Title Talk Interests Richards
JR Told He Could Have Lifted Crown
John Richards has been told again that he was good enough to win a League Championship medal – but only if he had left Molineux.
The record-breaking striker already knew that Bill McGarry turned down a bid for him from the then Derby manager Brian Clough in the early 1970s, the Rams lifting the title in 1972 and 1975.
Now a stalwart from another Midlands club has expressed the view that the Wanderers no 9 might have won the biggest prize in the English game had his career taken an alternative route.
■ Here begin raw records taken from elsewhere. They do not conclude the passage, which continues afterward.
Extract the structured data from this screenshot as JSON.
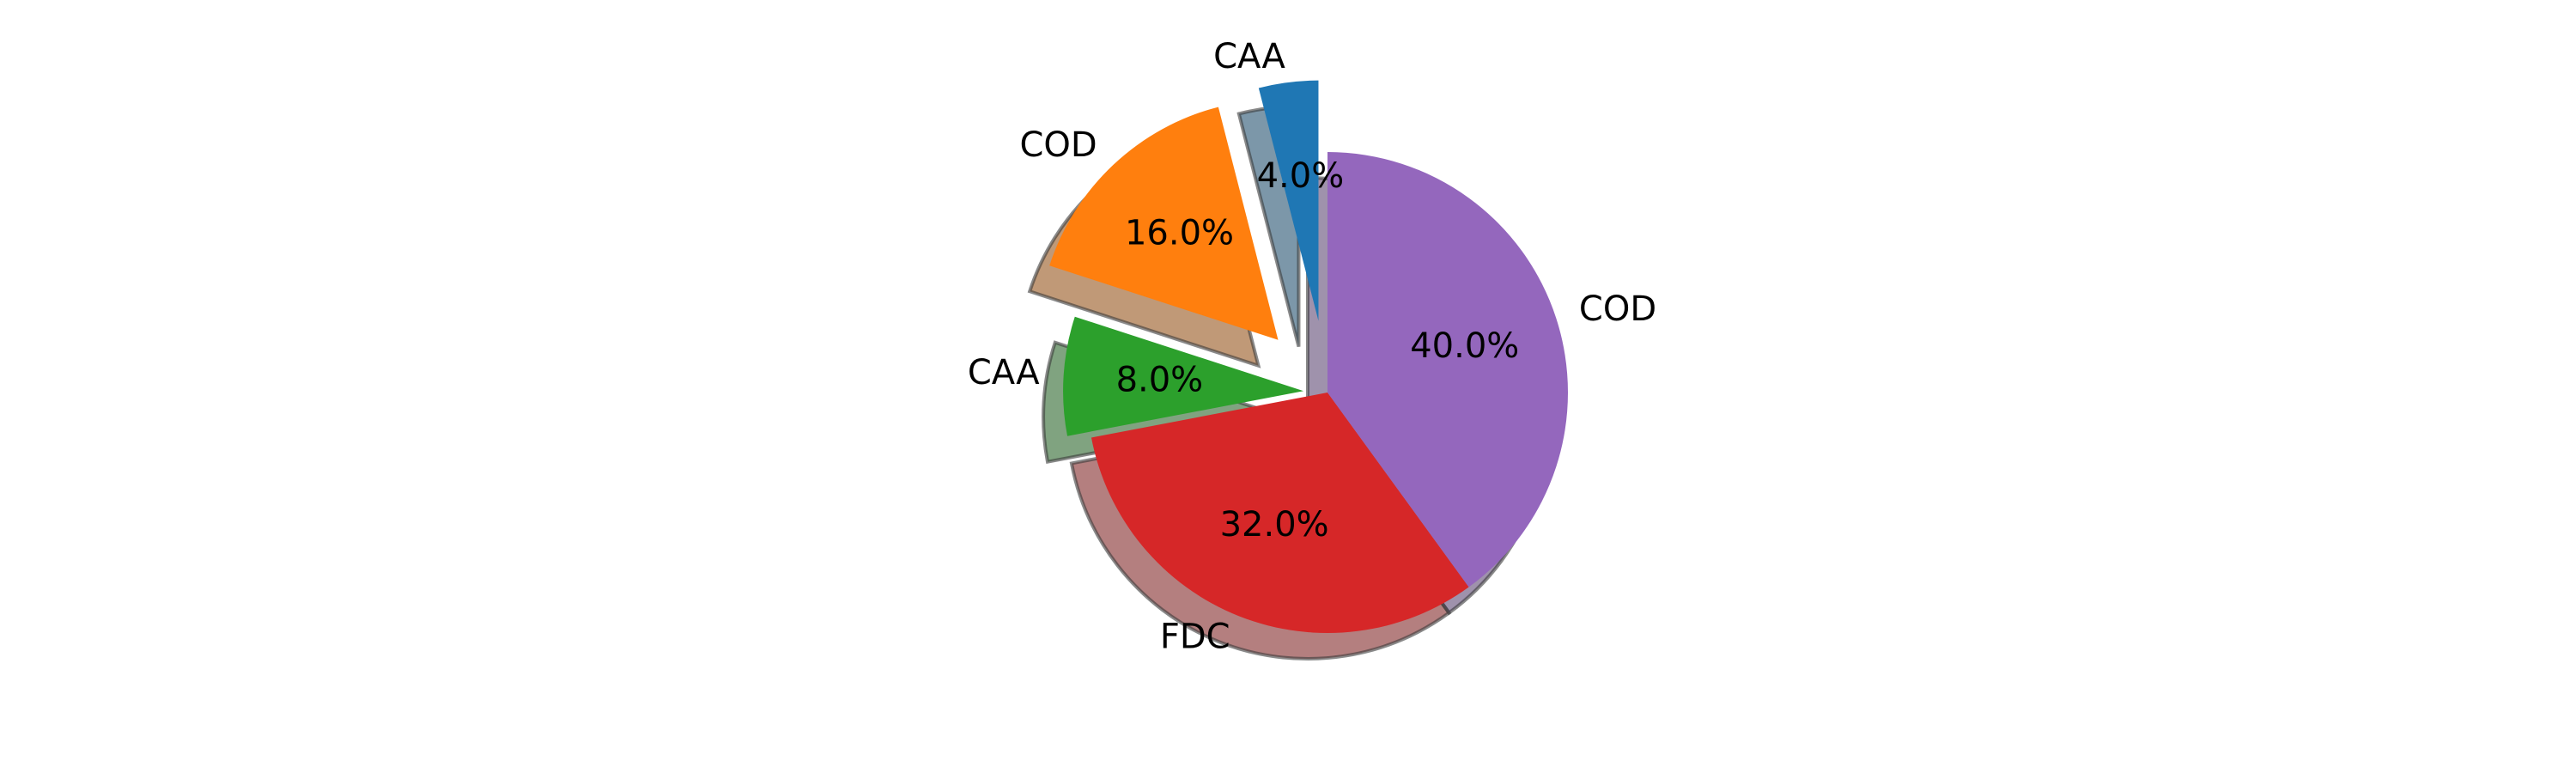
{
  "chart_data": {
    "type": "pie",
    "labels": [
      "CAA",
      "COD",
      "CAA",
      "FDC",
      "COD"
    ],
    "values": [
      4.0,
      16.0,
      8.0,
      32.0,
      40.0
    ],
    "percent_labels": [
      "4.0%",
      "16.0%",
      "8.0%",
      "32.0%",
      "40.0%"
    ],
    "colors": [
      "#1f77b4",
      "#ff7f0e",
      "#2ca02c",
      "#d62728",
      "#9467bd"
    ],
    "explode": [
      0.3,
      0.3,
      0.1,
      0.0,
      0.0
    ],
    "start_angle_deg": 90,
    "shadow": true
  }
}
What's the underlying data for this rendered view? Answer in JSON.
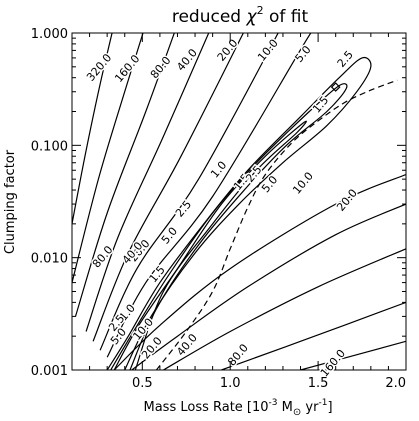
{
  "chart_data": {
    "type": "contour",
    "title": "reduced χ² of fit",
    "title_main": "reduced ",
    "title_symbol": "χ",
    "title_sup": "2",
    "title_tail": " of fit",
    "xlabel": "Mass Loss Rate [10",
    "xlabel_exp": "-3",
    "xlabel_unit": " M",
    "xlabel_sun": "⊙",
    "xlabel_tail": " yr",
    "xlabel_tail_exp": "-1",
    "xlabel_close": "]",
    "ylabel": "Clumping factor",
    "x_scale": "linear",
    "y_scale": "log",
    "xlim": [
      0.1,
      2.0
    ],
    "ylim": [
      0.001,
      1.0
    ],
    "x_ticks": [
      {
        "value": 0.5,
        "label": "0.5"
      },
      {
        "value": 1.0,
        "label": "1.0"
      },
      {
        "value": 1.5,
        "label": "1.5"
      },
      {
        "value": 2.0,
        "label": "2.0"
      }
    ],
    "y_ticks": [
      {
        "value": 0.001,
        "label": "0.001"
      },
      {
        "value": 0.01,
        "label": "0.010"
      },
      {
        "value": 0.1,
        "label": "0.100"
      },
      {
        "value": 1.0,
        "label": "1.000"
      }
    ],
    "contour_levels": [
      "1.0",
      "1.5",
      "2.5",
      "5.0",
      "10.0",
      "20.0",
      "40.0",
      "80.0",
      "160.0",
      "320.0"
    ],
    "contour_labels": [
      {
        "text": "320.0",
        "x": 0.27,
        "y": 0.47
      },
      {
        "text": "160.0",
        "x": 0.43,
        "y": 0.46
      },
      {
        "text": "80.0",
        "x": 0.62,
        "y": 0.47
      },
      {
        "text": "40.0",
        "x": 0.77,
        "y": 0.55
      },
      {
        "text": "20.0",
        "x": 1.0,
        "y": 0.67
      },
      {
        "text": "10.0",
        "x": 1.23,
        "y": 0.67
      },
      {
        "text": "5.0",
        "x": 1.43,
        "y": 0.62
      },
      {
        "text": "2.5",
        "x": 1.67,
        "y": 0.56
      },
      {
        "text": "1.5",
        "x": 1.53,
        "y": 0.22
      },
      {
        "text": "1.0",
        "x": 0.95,
        "y": 0.058
      },
      {
        "text": "1.5",
        "x": 1.08,
        "y": 0.045
      },
      {
        "text": "2.5",
        "x": 1.15,
        "y": 0.053
      },
      {
        "text": "5.0",
        "x": 1.24,
        "y": 0.043
      },
      {
        "text": "10.0",
        "x": 1.43,
        "y": 0.044
      },
      {
        "text": "20.0",
        "x": 1.68,
        "y": 0.031
      },
      {
        "text": "2.5",
        "x": 0.75,
        "y": 0.026
      },
      {
        "text": "5.0",
        "x": 0.67,
        "y": 0.015
      },
      {
        "text": "20.0",
        "x": 0.5,
        "y": 0.011
      },
      {
        "text": "40.0",
        "x": 0.46,
        "y": 0.0105
      },
      {
        "text": "80.0",
        "x": 0.29,
        "y": 0.0097
      },
      {
        "text": "1.5",
        "x": 0.6,
        "y": 0.0068
      },
      {
        "text": "1.0",
        "x": 0.43,
        "y": 0.0031
      },
      {
        "text": "2.5",
        "x": 0.37,
        "y": 0.0025
      },
      {
        "text": "5.0",
        "x": 0.38,
        "y": 0.0019
      },
      {
        "text": "10.0",
        "x": 0.52,
        "y": 0.0022
      },
      {
        "text": "20.0",
        "x": 0.57,
        "y": 0.0015
      },
      {
        "text": "40.0",
        "x": 0.77,
        "y": 0.0016
      },
      {
        "text": "80.0",
        "x": 1.06,
        "y": 0.0013
      },
      {
        "text": "160.0",
        "x": 1.6,
        "y": 0.0011
      }
    ],
    "dashed_curve": [
      {
        "x": 0.58,
        "y": 0.001
      },
      {
        "x": 0.75,
        "y": 0.0022
      },
      {
        "x": 0.9,
        "y": 0.005
      },
      {
        "x": 1.0,
        "y": 0.012
      },
      {
        "x": 1.1,
        "y": 0.028
      },
      {
        "x": 1.2,
        "y": 0.055
      },
      {
        "x": 1.35,
        "y": 0.105
      },
      {
        "x": 1.5,
        "y": 0.165
      },
      {
        "x": 1.65,
        "y": 0.24
      },
      {
        "x": 1.8,
        "y": 0.31
      },
      {
        "x": 1.95,
        "y": 0.38
      }
    ],
    "minimum_marker": {
      "x": 1.6,
      "y": 0.33
    },
    "grid": false,
    "line_color": "#000000"
  }
}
The eye-opening view comes from Denis Smith, the veteran former Stoke centre-half who talks in his newly-published autobiography ‘Just One Of Seven’ of the missing link in the Potters’ trophy-chasing days of three and a half decades ago.
Smith, who later managed a host of clubs including Sunderland, Oxford and Albion, goes as far as to say that Stoke would have been crowned champions in the mid-1970s had they looked to the West Midlands for Richards rather than to the East Midlands for Peter Shilton.
“Waddo (Tony Waddington) spent the entire £325,000 he had at his disposal on Shilts,” Smith writes. “Given the talent we’d already lost to injury that season, we could really have done with a striker. £325,000 was a lot of money in those days and we needed a John Richards or somebody to score goals.
“I firmly believe that, if Waddo had spent the money on a goalscorer instead of Peter Shilton, we would have won the League that season.”
Richards, whose first Wolves hat-trick came in a 5-3 home win over Stoke in September, 1972, reacted with interest to the comments.
“I always enjoyed playing against Denis because he was never nasty despite being very hard,” he said. “He had more scars around his face than any other footballer I know but he just got on with the game, as I did.
“I was also friendly with Mike Pejic because he was my room-mate with England under-23s but that didn’t stop him giving as good as he got when you faced him.
“Stoke had a very good side in those days but players didn’t have anything like as much power as they do now. Even if I had wanted to move on, it would have been very difficult. Bill McGarry told me on a pre-season tour that he had turned Cloughie and Derby down and said he would never sell me while he was manager.
“That was it, really, end of story. I could hardly go rushing to my agent because there weren’t any then.”